Detailed map of Little Missouri-Belle Fourche River drainage divide at Stoneville Flats

Figure 10: Detailed map of Little Missouri-Belle Fourche River drainage divide at Stoneville Flats. United States Geological Survey map digitally presented using National Geographic Society TOPO software.

Figure 10 provides a detailed map of the Little Missouri River-Belle Fourche River drainage divide at Stoneville Flats. Northwest-oriented Arkansas Creek at the north end of Stoneville Flats as shown in Figure 10 flows to the northeast-oriented Little Missouri River. The Belle Fourche River elbow of capture is located in the figure 10 south center. Note how flood waters from the southwest flowed northeast on the northeast-oriented Belle Fourche River segment and then flowed northwest along the Stoneville Flats through valley to reach the northeast-oriented Little Missouri River valley. Note also how flood waters carved a narrower valley linking the northeast-oriented Belle Fourche River segment with the southeast-oriented Belle Fourche River valley segment. The Belle Fourche River today flows to the northeast-oriented Cheyenne River. Evidence presented here is not adequate to explain why the southeast-oriented Belle Fourche River segment captured the northeast-oriented Belle Fourche River segment, although prior to the capture northeast-oriented flood waters coming from the northeast-oriented Belle Fourche River segment split, with most going northwest and the remainder going southeast. For reasons not apparent from evidence presented here the southeast route had an advantage and once flood flow ceased that southeast-oriented route survived.

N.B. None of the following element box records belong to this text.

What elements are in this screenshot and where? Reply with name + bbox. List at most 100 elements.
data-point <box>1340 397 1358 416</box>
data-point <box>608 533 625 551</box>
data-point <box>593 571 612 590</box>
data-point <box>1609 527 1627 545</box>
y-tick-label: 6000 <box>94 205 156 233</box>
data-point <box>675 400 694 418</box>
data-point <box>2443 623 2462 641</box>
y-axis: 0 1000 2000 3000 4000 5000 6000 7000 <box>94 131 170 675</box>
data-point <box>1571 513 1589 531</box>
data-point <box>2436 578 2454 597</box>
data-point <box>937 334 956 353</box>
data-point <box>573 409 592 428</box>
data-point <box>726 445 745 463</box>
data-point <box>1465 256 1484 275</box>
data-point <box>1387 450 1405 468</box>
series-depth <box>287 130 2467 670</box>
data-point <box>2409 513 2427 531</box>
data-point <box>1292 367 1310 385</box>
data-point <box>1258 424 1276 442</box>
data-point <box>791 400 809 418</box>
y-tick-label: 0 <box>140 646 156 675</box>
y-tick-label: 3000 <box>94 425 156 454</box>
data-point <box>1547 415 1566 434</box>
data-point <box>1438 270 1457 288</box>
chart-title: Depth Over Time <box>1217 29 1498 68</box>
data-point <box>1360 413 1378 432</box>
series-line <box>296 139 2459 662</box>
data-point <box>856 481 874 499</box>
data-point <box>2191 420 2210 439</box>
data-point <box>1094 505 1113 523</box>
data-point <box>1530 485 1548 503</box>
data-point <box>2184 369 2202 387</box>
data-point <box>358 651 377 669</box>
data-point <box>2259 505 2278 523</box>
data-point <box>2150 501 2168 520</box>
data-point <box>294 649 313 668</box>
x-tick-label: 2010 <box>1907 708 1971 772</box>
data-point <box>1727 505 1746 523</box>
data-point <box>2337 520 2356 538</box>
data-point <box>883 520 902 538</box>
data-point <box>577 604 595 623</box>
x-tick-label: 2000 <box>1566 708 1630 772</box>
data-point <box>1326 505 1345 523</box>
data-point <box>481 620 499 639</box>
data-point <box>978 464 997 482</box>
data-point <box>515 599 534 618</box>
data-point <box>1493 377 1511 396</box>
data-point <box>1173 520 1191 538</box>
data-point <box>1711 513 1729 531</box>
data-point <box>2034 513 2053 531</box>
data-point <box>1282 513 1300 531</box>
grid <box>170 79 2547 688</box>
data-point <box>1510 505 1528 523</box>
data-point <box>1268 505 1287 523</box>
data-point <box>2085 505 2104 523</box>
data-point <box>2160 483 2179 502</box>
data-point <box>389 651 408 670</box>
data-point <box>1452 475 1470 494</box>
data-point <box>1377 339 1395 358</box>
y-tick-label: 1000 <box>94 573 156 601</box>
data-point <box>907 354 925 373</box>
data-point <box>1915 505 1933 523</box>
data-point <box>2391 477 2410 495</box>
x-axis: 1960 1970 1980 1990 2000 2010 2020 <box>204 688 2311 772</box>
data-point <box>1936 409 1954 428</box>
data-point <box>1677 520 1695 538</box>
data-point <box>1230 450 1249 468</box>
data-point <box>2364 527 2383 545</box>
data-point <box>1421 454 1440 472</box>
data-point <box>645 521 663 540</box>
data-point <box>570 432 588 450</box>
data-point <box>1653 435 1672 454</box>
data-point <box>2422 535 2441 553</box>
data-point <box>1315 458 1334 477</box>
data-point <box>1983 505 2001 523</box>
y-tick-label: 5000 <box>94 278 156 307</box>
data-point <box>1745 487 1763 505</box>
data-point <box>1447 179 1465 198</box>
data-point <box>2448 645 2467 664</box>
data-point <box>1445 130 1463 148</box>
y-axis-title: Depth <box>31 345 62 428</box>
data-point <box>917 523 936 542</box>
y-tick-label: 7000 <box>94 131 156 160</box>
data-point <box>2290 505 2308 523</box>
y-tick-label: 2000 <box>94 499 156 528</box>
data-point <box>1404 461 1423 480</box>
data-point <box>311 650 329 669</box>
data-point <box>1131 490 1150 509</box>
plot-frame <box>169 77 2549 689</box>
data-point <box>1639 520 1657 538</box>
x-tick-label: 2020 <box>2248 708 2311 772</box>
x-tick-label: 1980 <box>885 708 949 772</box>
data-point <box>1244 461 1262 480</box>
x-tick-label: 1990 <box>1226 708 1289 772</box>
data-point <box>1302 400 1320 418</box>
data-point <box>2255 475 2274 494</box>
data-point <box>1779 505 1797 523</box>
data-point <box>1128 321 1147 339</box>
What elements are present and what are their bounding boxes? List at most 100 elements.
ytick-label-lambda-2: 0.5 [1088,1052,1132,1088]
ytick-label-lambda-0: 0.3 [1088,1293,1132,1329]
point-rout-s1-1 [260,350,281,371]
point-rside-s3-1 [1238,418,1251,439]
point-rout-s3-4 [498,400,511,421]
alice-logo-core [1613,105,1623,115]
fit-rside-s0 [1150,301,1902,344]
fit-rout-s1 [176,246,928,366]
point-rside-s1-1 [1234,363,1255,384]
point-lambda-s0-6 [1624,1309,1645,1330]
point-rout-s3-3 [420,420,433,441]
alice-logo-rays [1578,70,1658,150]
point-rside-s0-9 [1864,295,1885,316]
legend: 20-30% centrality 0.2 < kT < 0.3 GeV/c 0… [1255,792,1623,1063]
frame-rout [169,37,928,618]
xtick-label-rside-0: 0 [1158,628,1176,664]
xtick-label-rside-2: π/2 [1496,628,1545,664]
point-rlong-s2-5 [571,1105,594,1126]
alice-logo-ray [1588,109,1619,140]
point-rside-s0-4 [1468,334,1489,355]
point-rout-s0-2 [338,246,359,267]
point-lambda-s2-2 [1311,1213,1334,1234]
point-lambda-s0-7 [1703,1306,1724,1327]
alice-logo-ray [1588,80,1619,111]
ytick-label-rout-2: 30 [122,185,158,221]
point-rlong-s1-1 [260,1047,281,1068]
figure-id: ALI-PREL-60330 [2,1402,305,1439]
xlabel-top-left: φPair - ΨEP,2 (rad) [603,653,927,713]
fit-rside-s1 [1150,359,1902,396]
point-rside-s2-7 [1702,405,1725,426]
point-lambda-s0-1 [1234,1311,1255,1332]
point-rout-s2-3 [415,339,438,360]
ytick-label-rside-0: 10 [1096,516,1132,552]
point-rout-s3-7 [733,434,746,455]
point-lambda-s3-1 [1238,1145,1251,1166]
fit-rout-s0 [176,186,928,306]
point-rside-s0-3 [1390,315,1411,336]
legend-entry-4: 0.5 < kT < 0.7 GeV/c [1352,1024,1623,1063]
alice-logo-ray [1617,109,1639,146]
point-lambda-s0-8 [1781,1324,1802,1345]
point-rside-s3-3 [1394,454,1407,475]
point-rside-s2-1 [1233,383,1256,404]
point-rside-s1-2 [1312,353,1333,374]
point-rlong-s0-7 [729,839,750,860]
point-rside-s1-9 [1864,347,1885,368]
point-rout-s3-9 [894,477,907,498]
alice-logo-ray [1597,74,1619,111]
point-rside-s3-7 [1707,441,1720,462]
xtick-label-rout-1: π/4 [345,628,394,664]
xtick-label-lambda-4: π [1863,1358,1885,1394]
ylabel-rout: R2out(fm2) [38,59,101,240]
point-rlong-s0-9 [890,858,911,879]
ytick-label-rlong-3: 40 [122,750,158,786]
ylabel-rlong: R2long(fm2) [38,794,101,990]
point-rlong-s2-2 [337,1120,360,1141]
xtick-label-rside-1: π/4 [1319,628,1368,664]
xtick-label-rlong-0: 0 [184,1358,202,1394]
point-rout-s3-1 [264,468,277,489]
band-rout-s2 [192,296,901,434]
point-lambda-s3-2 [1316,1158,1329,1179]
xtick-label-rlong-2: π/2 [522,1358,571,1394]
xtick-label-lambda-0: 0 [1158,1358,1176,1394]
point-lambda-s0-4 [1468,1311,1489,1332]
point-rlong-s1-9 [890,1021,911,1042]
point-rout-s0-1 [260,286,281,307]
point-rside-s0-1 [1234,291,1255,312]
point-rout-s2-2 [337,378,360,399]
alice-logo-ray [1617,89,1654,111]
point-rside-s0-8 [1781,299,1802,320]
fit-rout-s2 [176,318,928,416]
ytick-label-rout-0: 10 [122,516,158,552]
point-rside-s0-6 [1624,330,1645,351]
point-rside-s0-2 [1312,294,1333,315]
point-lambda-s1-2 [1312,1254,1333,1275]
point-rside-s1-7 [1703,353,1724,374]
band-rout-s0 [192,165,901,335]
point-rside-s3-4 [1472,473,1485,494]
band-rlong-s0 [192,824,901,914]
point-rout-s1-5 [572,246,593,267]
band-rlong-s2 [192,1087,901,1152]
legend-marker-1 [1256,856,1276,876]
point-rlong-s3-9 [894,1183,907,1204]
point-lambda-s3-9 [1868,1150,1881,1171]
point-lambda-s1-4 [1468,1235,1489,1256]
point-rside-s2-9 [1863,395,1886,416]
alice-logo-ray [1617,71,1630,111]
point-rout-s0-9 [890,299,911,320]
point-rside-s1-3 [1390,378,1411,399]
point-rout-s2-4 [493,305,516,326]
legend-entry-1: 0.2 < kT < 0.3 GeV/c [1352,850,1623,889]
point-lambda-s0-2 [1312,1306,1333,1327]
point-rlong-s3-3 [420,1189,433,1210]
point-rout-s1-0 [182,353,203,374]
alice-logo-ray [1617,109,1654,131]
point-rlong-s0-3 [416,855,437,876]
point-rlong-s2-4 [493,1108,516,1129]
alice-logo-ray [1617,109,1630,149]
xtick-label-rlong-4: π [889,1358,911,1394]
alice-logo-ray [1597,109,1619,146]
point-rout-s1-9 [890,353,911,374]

Additional information and sources of maps studied

This essay has provided only a sample of the detailed topographic map evidence supporting the flood erosion interpretation. Many additional illustrations could be provided. Readers are encouraged to look at mosaics of detailed topographic maps to see the abundance of available data. Maps used in this study were created and published by the United States Geologic Survey and can be obtained directly from the United States Geological Survey and/or from dealers offering United States Geological Survey maps. Hard copy maps can also be observed at United States Geological Survey map depositories which are located throughout the United States and elsewhere. Illustrations used here were created using National Geographic TOPO software and digital map data. TOPO software and map data can be obtained from the National Geographic Society and/or dealers offering National Geographic Society digital map data.